If resilience and recovery from bleaching events depends upon heterotrophic plasticity, shifts in endosymbiont types, and energy reserves (Grottoli et al. 2006, 2014; Anthony et al. 2009; Connolly et al. 2012), it is possible to hypothesize that an increase in heterotrophic feeding and the use of energy reserves and a higher abundance of thermotolerant Durisdinium symbionts may constitute some of the mechanisms of resilience developing within M. alcicornis that counteract the effects of global warming.

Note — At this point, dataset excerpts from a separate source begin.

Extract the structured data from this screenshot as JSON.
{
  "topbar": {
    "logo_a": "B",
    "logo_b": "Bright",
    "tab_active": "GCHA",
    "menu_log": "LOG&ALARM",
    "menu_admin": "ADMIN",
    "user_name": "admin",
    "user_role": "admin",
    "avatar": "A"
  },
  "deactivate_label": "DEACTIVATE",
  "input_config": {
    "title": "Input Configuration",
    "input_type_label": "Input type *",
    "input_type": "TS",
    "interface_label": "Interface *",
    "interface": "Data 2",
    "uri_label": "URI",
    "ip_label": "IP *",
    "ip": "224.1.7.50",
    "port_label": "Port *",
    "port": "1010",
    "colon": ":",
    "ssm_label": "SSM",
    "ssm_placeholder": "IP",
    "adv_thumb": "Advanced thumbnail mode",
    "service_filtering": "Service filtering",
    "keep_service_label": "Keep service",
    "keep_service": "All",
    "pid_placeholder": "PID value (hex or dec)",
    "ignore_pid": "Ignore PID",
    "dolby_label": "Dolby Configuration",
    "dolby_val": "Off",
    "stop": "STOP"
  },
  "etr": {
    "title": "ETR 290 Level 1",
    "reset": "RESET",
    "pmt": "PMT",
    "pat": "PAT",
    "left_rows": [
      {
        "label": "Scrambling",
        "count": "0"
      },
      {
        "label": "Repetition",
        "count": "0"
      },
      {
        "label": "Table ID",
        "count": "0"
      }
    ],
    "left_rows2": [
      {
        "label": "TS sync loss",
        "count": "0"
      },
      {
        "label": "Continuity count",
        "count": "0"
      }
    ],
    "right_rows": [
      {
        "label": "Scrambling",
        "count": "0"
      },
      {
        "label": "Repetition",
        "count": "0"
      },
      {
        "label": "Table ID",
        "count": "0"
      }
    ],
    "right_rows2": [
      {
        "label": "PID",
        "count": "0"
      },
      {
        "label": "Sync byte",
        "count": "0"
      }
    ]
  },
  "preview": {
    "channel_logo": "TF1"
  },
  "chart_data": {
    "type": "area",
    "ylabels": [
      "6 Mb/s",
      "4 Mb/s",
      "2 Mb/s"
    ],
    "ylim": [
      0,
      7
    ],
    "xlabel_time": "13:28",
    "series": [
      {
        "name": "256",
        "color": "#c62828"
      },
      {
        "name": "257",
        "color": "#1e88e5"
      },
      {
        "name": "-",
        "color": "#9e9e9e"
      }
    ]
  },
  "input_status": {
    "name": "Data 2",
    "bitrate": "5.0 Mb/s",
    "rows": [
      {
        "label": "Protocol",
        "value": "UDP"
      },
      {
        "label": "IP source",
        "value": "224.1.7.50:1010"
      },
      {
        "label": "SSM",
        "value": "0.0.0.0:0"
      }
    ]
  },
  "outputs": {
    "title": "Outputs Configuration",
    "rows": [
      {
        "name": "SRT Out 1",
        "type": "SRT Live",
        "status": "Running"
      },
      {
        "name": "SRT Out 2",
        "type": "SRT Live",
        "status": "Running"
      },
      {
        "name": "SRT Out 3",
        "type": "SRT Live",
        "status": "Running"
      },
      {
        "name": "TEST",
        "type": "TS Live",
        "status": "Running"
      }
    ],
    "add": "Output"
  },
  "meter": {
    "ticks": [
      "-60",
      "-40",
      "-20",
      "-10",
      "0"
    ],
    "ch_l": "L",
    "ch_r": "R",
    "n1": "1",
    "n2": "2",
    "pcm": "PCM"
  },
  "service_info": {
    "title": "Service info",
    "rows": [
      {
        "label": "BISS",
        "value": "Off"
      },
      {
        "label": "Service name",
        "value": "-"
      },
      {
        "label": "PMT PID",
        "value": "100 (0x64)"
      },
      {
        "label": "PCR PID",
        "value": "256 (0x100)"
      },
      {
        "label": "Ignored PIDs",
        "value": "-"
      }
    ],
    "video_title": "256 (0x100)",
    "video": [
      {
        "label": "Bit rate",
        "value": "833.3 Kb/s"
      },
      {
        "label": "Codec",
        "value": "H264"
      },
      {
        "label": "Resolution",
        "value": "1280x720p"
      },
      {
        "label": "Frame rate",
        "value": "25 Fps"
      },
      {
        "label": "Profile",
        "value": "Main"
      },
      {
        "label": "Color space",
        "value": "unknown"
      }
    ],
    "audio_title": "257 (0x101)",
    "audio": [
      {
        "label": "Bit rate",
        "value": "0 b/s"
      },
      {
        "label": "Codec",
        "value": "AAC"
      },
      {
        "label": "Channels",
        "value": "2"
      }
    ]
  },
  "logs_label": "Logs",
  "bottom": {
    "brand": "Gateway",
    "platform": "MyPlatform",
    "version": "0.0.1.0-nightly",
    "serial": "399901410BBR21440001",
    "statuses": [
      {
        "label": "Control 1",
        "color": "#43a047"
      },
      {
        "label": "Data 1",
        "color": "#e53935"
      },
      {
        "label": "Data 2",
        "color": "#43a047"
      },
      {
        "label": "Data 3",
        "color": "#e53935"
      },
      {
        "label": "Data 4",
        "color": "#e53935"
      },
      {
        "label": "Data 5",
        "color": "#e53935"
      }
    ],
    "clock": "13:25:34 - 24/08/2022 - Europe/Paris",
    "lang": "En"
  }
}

The present study provides evidence that the 2015-2016 El Niño induced a decrease in calcification and changes in the exoskeleton microstructure of M. alcicornis in the Mexican Caribbean. The increase in seawater temperatures modified the biochemical composition of these organisms, resulting in a notable decrease in lipid levels, which suggests that bleached hydrocorals use metabolic reserves to maintain cellular activities necessary for their survival, even at the expense of limiting important processes such as calcification. Symbiodinium, Breviolum, Cladocopium, and Durisdinium species were found in both unbleached and bleached specimens. The greater abundance of Durisdinium species in unbleached M. alcicornis specimens suggests that unbleached colonies were more thermotolerant due to their associations with these symbionts, which are tolerant to thermal stress.